React Native’s approach to structuring UI is Flexbox, which is very popular in web development and enables the developer to create a responsive web or mobile UI very easily. As such, it is a technology which rivals Android’s XML / Constraint layout approach, or iOS’s Storyboard approach.

React by default re-renders a component every time its state changes. If used well, this paradigm for building UI is superior. However, if not handled well this can be a source for wasteful re-renders. Worth noting is that, in a single-threaded JavaScript environment, performance problems might arise and you need to be extra careful while building your UI.

Also, some complex mobile features are simply best done in native. One example of this is Apple’s ARKit for creating augmented reality experiences. Another example are apps which are very platform specific, such as apps for watchOS or tvOS.

React Native simply does not provide the amount of user interface power as native mobile does, so for apps that require a highly complex UI or sophisticated animations it might not be the best choice.


There are few key factors that should be considered when designing a mobile app.

Data: The React Apps consume more data while transferring it from the server, so it becomes essential to check for the data consumption by such apps.

Memory: The device memory does differ on mobile phones and computers, so it’s important that limited resources are used.

Battery usage: The web app engages JavaScript that usually consumes battery at a higher pace than Native Apps.


While React Native can handle a large amount of cross-platform use cases, it is impossible for it to cover all the native mobile ground. This means that there will always be a need for native modules. Native modules are basically code in native language which handles a specific native feature. Examples of native modules are modules for camera, native image picker, push notifications, deep linking, and third party services like Auth0.

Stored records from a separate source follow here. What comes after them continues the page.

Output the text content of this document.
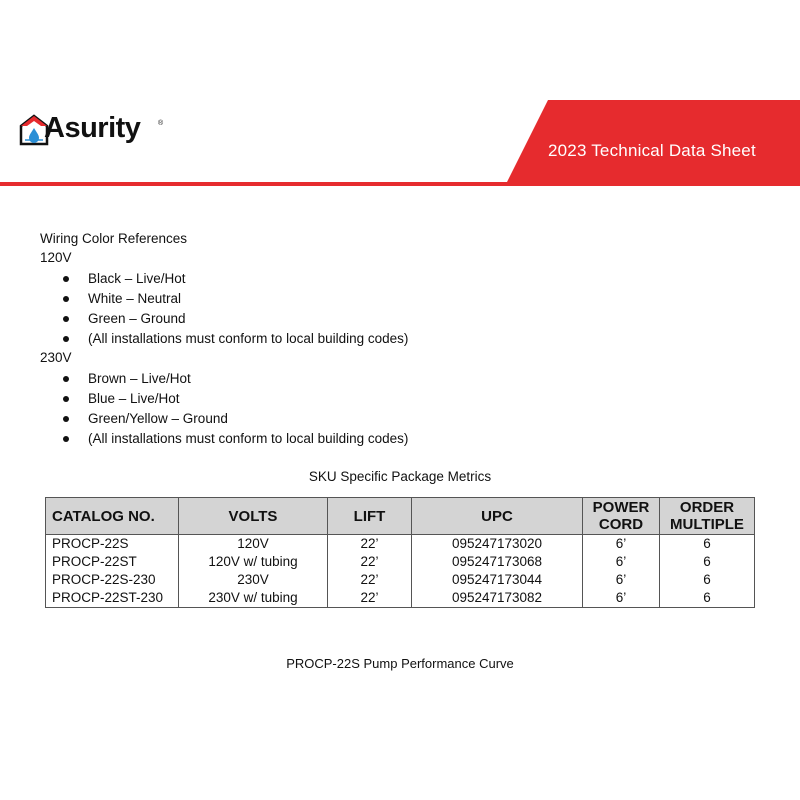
Asurity	®
2023 Technical Data Sheet
Wiring Color References
120V
Black – Live/Hot
White – Neutral
Green – Ground
(All installations must conform to local building codes)
230V
Brown – Live/Hot
Blue – Live/Hot
Green/Yellow – Ground
(All installations must conform to local building codes)
SKU Specific Package Metrics
CATALOG NO.	VOLTS	LIFT	UPC	POWER CORD	ORDER MULTIPLE
PROCP-22S	120V	22’	095247173020	6’	6
PROCP-22ST	120V w/ tubing	22’	095247173068	6’	6
PROCP-22S-230	230V	22’	095247173044	6’	6
PROCP-22ST-230	230V w/ tubing	22’	095247173082	6’	6
PROCP-22S Pump Performance Curve
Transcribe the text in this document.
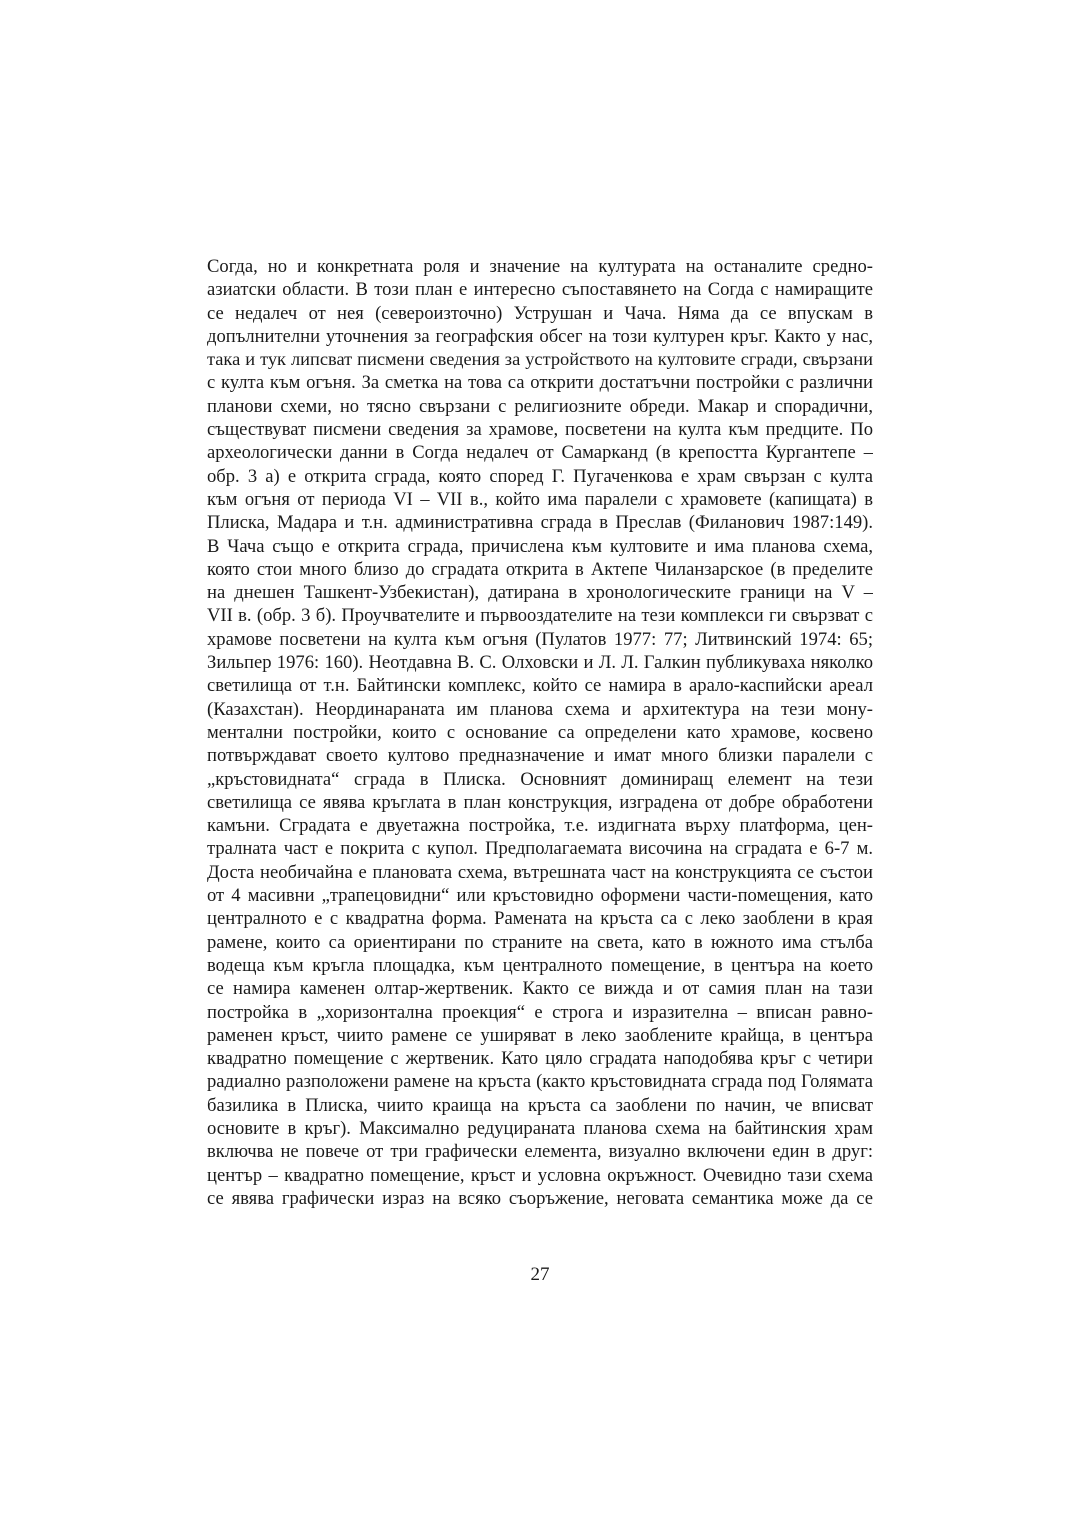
Согда, но и конкретната роля и значение на културата на останалите средно-
азиатски области. В този план е интересно съпоставянето на Согда с намиращите
се недалеч от нея (североизточно) Уструшан и Чача. Няма да се впускам в
допълнителни уточнения за географския обсег на този културен кръг. Както у нас,
така и тук липсват писмени сведения за устройството на култовите сгради, свързани
с култа към огъня. За сметка на това са открити достатъчни постройки с различни
планови схеми, но тясно свързани с религиозните обреди. Макар и спорадични,
съществуват писмени сведения за храмове, посветени на култа към предците. По
археологически данни в Согда недалеч от Самарканд (в крепостта Кургантепе –
обр. 3 а) е открита сграда, която според Г. Пугаченкова е храм свързан с култа
към огъня от периода VI – VII в., който има паралели с храмовете (капищата) в
Плиска, Мадара и т.н. административна сграда в Преслав (Филанович 1987:149).
В Чача също е открита сграда, причислена към култовите и има планова схема,
която стои много близо до сградата открита в Актепе Чиланзарское (в пределите
на днешен Ташкент-Узбекистан), датирана в хронологическите граници на V –
VII в. (обр. 3 б). Проучвателите и първооздателите на тези комплекси ги свързват с
храмове посветени на култа към огъня (Пулатов 1977: 77; Литвинский 1974: 65;
Зильпер 1976: 160). Неотдавна В. С. Олховски и Л. Л. Галкин публикуваха няколко
светилища от т.н. Байтински комплекс, който се намира в арало-каспийски ареал
(Казахстан). Неординараната им планова схема и архитектура на тези мону-
ментални постройки, които с основание са определени като храмове, косвено
потвърждават своето култово предназначение и имат много близки паралели с
„кръстовидната“ сграда в Плиска. Основният доминиращ елемент на тези
светилища се явява кръглата в план конструкция, изградена от добре обработени
камъни. Сградата е двуетажна постройка, т.е. издигната върху платформа, цен-
тралната част е покрита с купол. Предполагаемата височина на сградата е 6-7 м.
Доста необичайна е плановата схема, вътрешната част на конструкцията се състои
от 4 масивни „трапецовидни“ или кръстовидно оформени части-помещения, като
централното е с квадратна форма. Рамената на кръста са с леко заоблени в края
рамене, които са ориентирани по страните на света, като в южното има стълба
водеща към кръгла площадка, към централното помещение, в центъра на което
се намира каменен олтар-жертвеник. Както се вижда и от самия план на тази
постройка в „хоризонтална проекция“ е строга и изразителна – вписан равно-
раменен кръст, чиито рамене се уширяват в леко заоблените крайща, в центъра
квадратно помещение с жертвеник. Като цяло сградата наподобява кръг с четири
радиално разположени рамене на кръста (както кръстовидната сграда под Голямата
базилика в Плиска, чиито краища на кръста са заоблени по начин, че вписват
основите в кръг). Максимално редуцираната планова схема на байтинския храм
включва не повече от три графически елемента, визуално включени един в друг:
център – квадратно помещение, кръст и условна окръжност. Очевидно тази схема
се явява графически израз на всяко съоръжение, неговата семантика може да се
27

These modules must be linked with command, but in most of the cases this will not be enough, and the developer will need to follow specific instructions in order to link the native module so it could work on both iOS and Android.

What this means is that if React Native cannot handle it, the developers are forced to dig into native IDEs (XCode / Android Studio) in order to enable the modules.


Publishing of Apps is also the same. If the team doesn’t have developers experienced in native iOS and Android, they may struggle to release the app. This is more of an iOS problem, with Android release workflow being more straightforward. In order to release an iOS app, React Native developers will still need to use XCode in order to configure release-related data such as provisioning profiles and certificates, which can be overwhelming.



While native Android and iOS Apps are here to stay, they will remain with us for a long time in the future. It is true that React is gaining popularity but we are yet to see the best from React Native.

React is developed and maintained by Facebook. The way react native compiles XML to native code is a black box process, meaning all bug fixes and features must come from Facebook only.

Also, while React Native tends to keep up with the native trends, there will always be a time gap between some new feature (Face ID for example) emerging on the native platform and the same feature being included in React Native. This means that developing anything using a fresh technology will take more time.


React Native is still in development (beta). There is an active community of developers building open source plugins, but there are still many in progress. It is very powerful but it still cannot fully replace native mobile development.

If your company aims to deliver an exclusive experience to your clients choose native app development. Yes, it is expensive and takes more effort, but faultless performance and consistent user interface can be worth every cent.